Release SparseML v1.7.0 · neuralmagic/sparseml

New Features:

Fine-tuning, one-shot, and general compression techniques now support large language models built on top of Hugging Face Transformers, including full FSDP support and model stages for transitioning between training and post-training pathways. (#1834, #1891, #1907, #1902, #1940, #1939, #1897, #1907, #1912)
SparseML eval pathways have been added with plugins for perplexity and lm-eval-harness specifically for large language model support. (#1834)
AutoModel for casual language models, including quantized and sparse quantized support, has been added.

Exporting pathways has been simplified across text generation and CV use cases to auto infer previously required arguments, such as task type. (#1858, #1878, #1880, #1883, #1884, #1888, #1889, #1890, #1898, #1908, #1909, #1910)
Recipe pathways have been updated to fully support LLMs for model compression techniques. (#1802, #1804, #1819, #1825, #1849)
Pruning for models that are partially quantized is now supported. (#1792)
OBCQ modifier target_ids argument is now optional. (#1825)
sequence_length for transformer exports is now automatically inferred if it is not supplied. (#1826)
OBCQ now supports non-CUDA systems. (#1828)
Neural Magic's Ultrayltics Enterprise License has been updated with a December 2023 amendment as cited. (#2090)

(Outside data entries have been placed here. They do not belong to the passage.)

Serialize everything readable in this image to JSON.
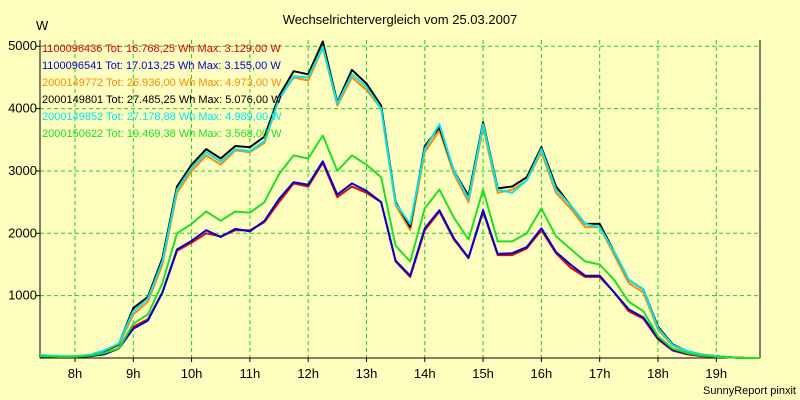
{
  "chart_data": {
    "type": "line",
    "title": "Wechselrichtervergleich vom 25.03.2007",
    "ylabel": "W",
    "xlabel": "",
    "footer": "SunnyReport pinxit",
    "xlim": [
      7.4,
      19.75
    ],
    "ylim": [
      0,
      5100
    ],
    "grid": true,
    "legend_position": "top-left",
    "xticks": [
      {
        "value": 8,
        "label": "8h"
      },
      {
        "value": 9,
        "label": "9h"
      },
      {
        "value": 10,
        "label": "10h"
      },
      {
        "value": 11,
        "label": "11h"
      },
      {
        "value": 12,
        "label": "12h"
      },
      {
        "value": 13,
        "label": "13h"
      },
      {
        "value": 14,
        "label": "14h"
      },
      {
        "value": 15,
        "label": "15h"
      },
      {
        "value": 16,
        "label": "16h"
      },
      {
        "value": 17,
        "label": "17h"
      },
      {
        "value": 18,
        "label": "18h"
      },
      {
        "value": 19,
        "label": "19h"
      }
    ],
    "yticks": [
      {
        "value": 1000,
        "label": "1000"
      },
      {
        "value": 2000,
        "label": "2000"
      },
      {
        "value": 3000,
        "label": "3000"
      },
      {
        "value": 4000,
        "label": "4000"
      },
      {
        "value": 5000,
        "label": "5000"
      }
    ],
    "x": [
      7.4,
      7.75,
      8.0,
      8.25,
      8.5,
      8.75,
      9.0,
      9.25,
      9.5,
      9.75,
      10.0,
      10.25,
      10.5,
      10.75,
      11.0,
      11.25,
      11.5,
      11.75,
      12.0,
      12.25,
      12.5,
      12.75,
      13.0,
      13.25,
      13.5,
      13.75,
      14.0,
      14.25,
      14.5,
      14.75,
      15.0,
      15.25,
      15.5,
      15.75,
      16.0,
      16.25,
      16.5,
      16.75,
      17.0,
      17.25,
      17.5,
      17.75,
      18.0,
      18.25,
      18.5,
      18.75,
      19.0,
      19.25,
      19.5,
      19.75
    ],
    "series": [
      {
        "name": "1100096436",
        "legend": "1100096436 Tot: 16.768,25 Wh Max: 3.129,00 W",
        "color": "#dd0000",
        "values": [
          30,
          20,
          20,
          30,
          60,
          150,
          500,
          620,
          1050,
          1720,
          1850,
          2000,
          1950,
          2050,
          2050,
          2180,
          2500,
          2800,
          2750,
          3129,
          2580,
          2750,
          2650,
          2500,
          1550,
          1300,
          2050,
          2350,
          1900,
          1600,
          2350,
          1650,
          1650,
          1760,
          2050,
          1680,
          1450,
          1300,
          1300,
          1050,
          750,
          630,
          300,
          120,
          60,
          30,
          20,
          10,
          0,
          0
        ]
      },
      {
        "name": "1100096541",
        "legend": "1100096541 Tot: 17.013,25 Wh Max: 3.155,00 W",
        "color": "#0000cc",
        "values": [
          30,
          20,
          20,
          30,
          60,
          150,
          470,
          600,
          1050,
          1740,
          1880,
          2050,
          1940,
          2070,
          2030,
          2200,
          2550,
          2820,
          2780,
          3155,
          2620,
          2800,
          2680,
          2500,
          1560,
          1320,
          2080,
          2370,
          1920,
          1610,
          2370,
          1670,
          1680,
          1780,
          2080,
          1700,
          1500,
          1320,
          1320,
          1050,
          780,
          650,
          320,
          130,
          70,
          35,
          20,
          10,
          0,
          0
        ]
      },
      {
        "name": "2000149772",
        "legend": "2000149772 Tot: 26.936,00 Wh Max: 4.973,00 W",
        "color": "#ff8c00",
        "values": [
          30,
          20,
          20,
          40,
          100,
          200,
          700,
          900,
          1500,
          2650,
          3000,
          3250,
          3100,
          3330,
          3300,
          3450,
          4150,
          4500,
          4450,
          4973,
          4050,
          4500,
          4300,
          4000,
          2450,
          2050,
          3300,
          3650,
          2950,
          2500,
          3700,
          2650,
          2700,
          2850,
          3300,
          2650,
          2400,
          2100,
          2100,
          1650,
          1200,
          1050,
          450,
          200,
          100,
          50,
          30,
          10,
          0,
          0
        ]
      },
      {
        "name": "2000149801",
        "legend": "2000149801 Tot: 27.485,25 Wh Max: 5.076,00 W",
        "color": "#000000",
        "values": [
          30,
          20,
          20,
          40,
          110,
          220,
          800,
          980,
          1600,
          2750,
          3100,
          3350,
          3200,
          3400,
          3380,
          3550,
          4200,
          4600,
          4550,
          5076,
          4100,
          4620,
          4400,
          4050,
          2500,
          2100,
          3400,
          3700,
          3000,
          2600,
          3780,
          2720,
          2750,
          2900,
          3380,
          2750,
          2450,
          2150,
          2150,
          1700,
          1250,
          1100,
          500,
          220,
          110,
          55,
          30,
          10,
          0,
          0
        ]
      },
      {
        "name": "2000149852",
        "legend": "2000149852 Tot: 27.178,88 Wh Max: 4.989,00 W",
        "color": "#00e5ee",
        "values": [
          50,
          30,
          30,
          50,
          120,
          230,
          750,
          950,
          1550,
          2700,
          3050,
          3300,
          3150,
          3350,
          3320,
          3480,
          4150,
          4520,
          4500,
          4989,
          4080,
          4550,
          4350,
          4000,
          2480,
          2150,
          3350,
          3750,
          3000,
          2550,
          3750,
          2700,
          2650,
          2850,
          3350,
          2700,
          2450,
          2150,
          2100,
          1700,
          1250,
          1100,
          480,
          210,
          110,
          55,
          30,
          10,
          0,
          0
        ]
      },
      {
        "name": "2000150622",
        "legend": "2000150622 Tot: 19.469,38 Wh Max: 3.568,00 W",
        "color": "#22dd22",
        "values": [
          30,
          20,
          20,
          40,
          80,
          150,
          550,
          700,
          1200,
          2000,
          2150,
          2350,
          2200,
          2350,
          2330,
          2500,
          2950,
          3250,
          3200,
          3568,
          3000,
          3250,
          3100,
          2900,
          1800,
          1550,
          2400,
          2700,
          2250,
          1900,
          2700,
          1870,
          1870,
          2000,
          2400,
          1950,
          1750,
          1550,
          1500,
          1250,
          900,
          750,
          350,
          150,
          80,
          40,
          20,
          10,
          0,
          0
        ]
      }
    ]
  }
}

KV-cache injections now function accurately with MPT models in DeepSparse and SparseML, where before they crashed on export for MPT models. (#1801)
SmoothQuant updated to support proper device forwarding where it would not work properly in FSDP setups and crash. (#1830)
With nsamples increased to 512, the stability of OBCQ improved, resulting in a higher likelihood of it converging correctly. (#1812)
SmoothQuant NaN values are resolved during computation. (#1872)
TypeError with OBCQ when no sequence_length is provided is now resolved. (#1899)

Memory usage is currently high for one-shot and fine-tuning algorithms on LLMs, resulting in the need for GPUs with more memory for model sizes 7B and above.
Memory usage is currently high for export pathways for LLMs, resulting in a requirement of large CPU RAM (>150GB) to successfully export for model sizes 7B and above.
Currently, exporting models created with quantization through FSDP pathways is failing on reloading the model from disk. The workaround is to perform quantization on a single GPU rather than multiple GPUs. A hotfix is forthcoming.
Currently, multi-stage pipelines that include quantization and are running through FSDP will fail after running training and on initialization of the SparseGPT quantization stage. This is due to the FSDP state not being propagated correctly. The workaround is to restart the run from the saved checkpoint after training and pruning are finished. A hotfix is forthcoming.